Pepa no es mi vecina, y quizás no se llama Pepa. Quizás es tu vecina y puede que Pepa sea su nombre. Lo único seguro es que es una persona real. Llevo viéndola desde que de pequeña mi padre me llevaba todas las mañanas al colegio y Pepa estaba ahí, asomada a la ventana de su casa. No salía más allá de la puerta, siempre con su vestido a la altura de los tobillos, su delantal y su pelo corto y canoso. Siempre me llamó la atención. No fallaba nunca su presencia silenciosa y sus ojos observando sin curiosidad, como dando por perdido todo lo que estaba al otro lado de su casa de ladrillo visto.
Pepa tenía dos hijos, un hombre y una mujer que casi no pasaban a visitarla. Cuando yo era niña, rondaban por la azotea de la casa y por la calle; ya eran casi adultos, por eso no les recuerdo bien.

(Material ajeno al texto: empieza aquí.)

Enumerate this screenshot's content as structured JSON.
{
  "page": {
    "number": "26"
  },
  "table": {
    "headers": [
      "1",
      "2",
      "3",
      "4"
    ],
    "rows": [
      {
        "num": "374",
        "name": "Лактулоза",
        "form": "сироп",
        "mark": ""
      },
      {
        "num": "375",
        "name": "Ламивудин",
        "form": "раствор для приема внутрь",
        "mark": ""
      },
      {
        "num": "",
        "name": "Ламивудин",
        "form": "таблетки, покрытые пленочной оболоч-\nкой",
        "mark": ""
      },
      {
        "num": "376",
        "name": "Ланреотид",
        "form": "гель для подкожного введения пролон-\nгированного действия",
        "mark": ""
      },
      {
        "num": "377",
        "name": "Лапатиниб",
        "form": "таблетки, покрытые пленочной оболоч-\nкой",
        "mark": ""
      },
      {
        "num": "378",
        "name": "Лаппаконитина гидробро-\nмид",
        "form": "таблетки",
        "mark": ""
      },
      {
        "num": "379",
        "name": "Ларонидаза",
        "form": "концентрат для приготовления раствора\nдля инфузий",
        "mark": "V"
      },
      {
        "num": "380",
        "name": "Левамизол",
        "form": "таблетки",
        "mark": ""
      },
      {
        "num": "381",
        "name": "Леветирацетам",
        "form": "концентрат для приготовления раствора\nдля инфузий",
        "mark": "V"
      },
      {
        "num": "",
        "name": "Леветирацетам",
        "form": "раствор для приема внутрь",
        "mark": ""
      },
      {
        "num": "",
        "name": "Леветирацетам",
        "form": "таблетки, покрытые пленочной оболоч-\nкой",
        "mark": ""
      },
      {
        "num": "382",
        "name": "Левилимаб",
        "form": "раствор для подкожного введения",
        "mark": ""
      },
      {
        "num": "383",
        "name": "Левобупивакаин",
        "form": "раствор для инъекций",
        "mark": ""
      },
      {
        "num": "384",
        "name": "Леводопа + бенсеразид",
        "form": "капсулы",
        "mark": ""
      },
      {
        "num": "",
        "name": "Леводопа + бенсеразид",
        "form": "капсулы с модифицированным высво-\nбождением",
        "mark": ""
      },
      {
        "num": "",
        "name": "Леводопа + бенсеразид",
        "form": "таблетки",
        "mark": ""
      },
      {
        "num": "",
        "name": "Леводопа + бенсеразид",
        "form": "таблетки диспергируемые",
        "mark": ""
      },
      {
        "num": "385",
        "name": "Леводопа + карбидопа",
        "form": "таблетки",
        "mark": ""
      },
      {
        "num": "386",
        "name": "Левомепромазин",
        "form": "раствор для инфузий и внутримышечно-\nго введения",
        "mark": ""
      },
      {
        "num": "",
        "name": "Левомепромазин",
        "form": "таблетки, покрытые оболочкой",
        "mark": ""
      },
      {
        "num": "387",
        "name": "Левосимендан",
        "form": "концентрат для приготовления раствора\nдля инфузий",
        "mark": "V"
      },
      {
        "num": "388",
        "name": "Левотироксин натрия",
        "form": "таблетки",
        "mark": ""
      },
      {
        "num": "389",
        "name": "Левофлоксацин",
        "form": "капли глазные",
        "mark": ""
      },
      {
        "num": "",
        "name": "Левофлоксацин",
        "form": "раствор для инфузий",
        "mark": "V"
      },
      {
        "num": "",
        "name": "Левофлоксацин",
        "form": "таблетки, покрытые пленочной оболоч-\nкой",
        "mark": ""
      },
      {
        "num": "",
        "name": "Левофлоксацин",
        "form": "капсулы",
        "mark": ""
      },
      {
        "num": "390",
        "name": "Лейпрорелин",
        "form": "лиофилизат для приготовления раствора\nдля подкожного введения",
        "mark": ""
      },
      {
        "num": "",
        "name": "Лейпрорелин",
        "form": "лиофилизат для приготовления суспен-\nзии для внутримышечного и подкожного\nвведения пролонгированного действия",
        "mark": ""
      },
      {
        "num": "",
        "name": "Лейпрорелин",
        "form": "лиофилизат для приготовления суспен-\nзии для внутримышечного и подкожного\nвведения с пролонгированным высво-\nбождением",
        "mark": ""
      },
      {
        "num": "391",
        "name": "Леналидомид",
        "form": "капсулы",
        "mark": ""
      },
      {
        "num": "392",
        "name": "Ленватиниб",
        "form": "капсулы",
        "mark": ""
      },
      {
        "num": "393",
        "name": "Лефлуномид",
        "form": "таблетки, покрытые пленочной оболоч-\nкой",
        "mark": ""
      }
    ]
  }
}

Yo había empezado en el instituto cuando vi por primera vez al marido de Pepa. Llegaba a la puerta de la casa en un coche clásico, hablando a voces y parándose en medio de la calle como si fuera el dueño del barrio. Pero la mala educación no es capaz de llamar tanto mi atención como la ordinariez. No sólo era un chuloputas, sino que además lo parecía. Sin complejos. Era como Torrente, pero sin la picaresca. Con los sellos y las medallas de oro, la camisa medio abierta, la boca a rebosar de chulería... Vamos, que el tipo no tenía ninguna gracia, daba grima y, lo que es peor, mucho miedo.
Me fui a clase pensando en Pepa. No imaginaba que una mujer tan sencilla y tan discreta podría convivir con un tipo así. Entendí que a él se le viese poco por el barrio y que ella no saliera de la puerta de su casa. Estaba en clase y no paraba de pensar que, durante años, Pepa respetaba la línea entre su puerta y la calle sin que el perro guardián estuviese presente porque el miedo todo lo puede. Descubrir de golpe que la señora que desde pequeña me había resultado curiosa en realidad estaba secuestrada en su propia casa me encogió el corazón… Tendría yo trece años.
Un buen día, creo que un viernes, estando yo tan agobiada como mis compañeros de clase con eso de la selectividad, salí de casa para ir al instituto, y me quedé de piedra. Un revuelo cansado y un murmullo de lamento que escondía alegría. “Ha muerto”, me dijo mi padre, sacándome de mis pensamientos. Me salió una media sonrisa. Veía a Pepa, en la puerta de su casa, hablando con unos cuantos vecinos que le daban el pésame, mientras ella los atendía con una máscara de neutralidad. Seguía con su aspecto de siempre, excepto por su forma de respirar y su forma de mirar.
Un infarto. Eso decían los vecinos.
Me fui a clase alegrándome por ella. Sabía perfectamente que era políticamente incorrecto que la muerte fortuita de un tipejo se tradujese en una sonrisa en mi cara… Poco me importó. Sonreí entonces y sonrío aún.
Pocos días después, apenas los que demanda el luto, Pepa salía de la puerta de casa y se asomaba al parque de amapolas que tenemos al otro lado de la calle. Qué ganas tenía de verla sin dejarse abrazar por esos marcos de ladrillo… Eso sí, hubo un detalle que me hizo prometerme que algún día escribiría sobre ella, y no sólo porque su historia de amargura acabase mejor que la de muchas otras, sino por un detalle que hacía a Pepa maravillosa: el día que por fin se asomó al parque seguía llevando su delantal, pero había cambiado su vestido por un par de pantalones. Las ganas que habría tenido durante años de vestirse así.
Hoy hace años que me quité de encima la selectividad y la licenciatura, pero sigo sonriendo. He vuelto a casa para ver que Pepa sigue asomándose al parque de las amapolas, sin delantal y luciendo pantalones.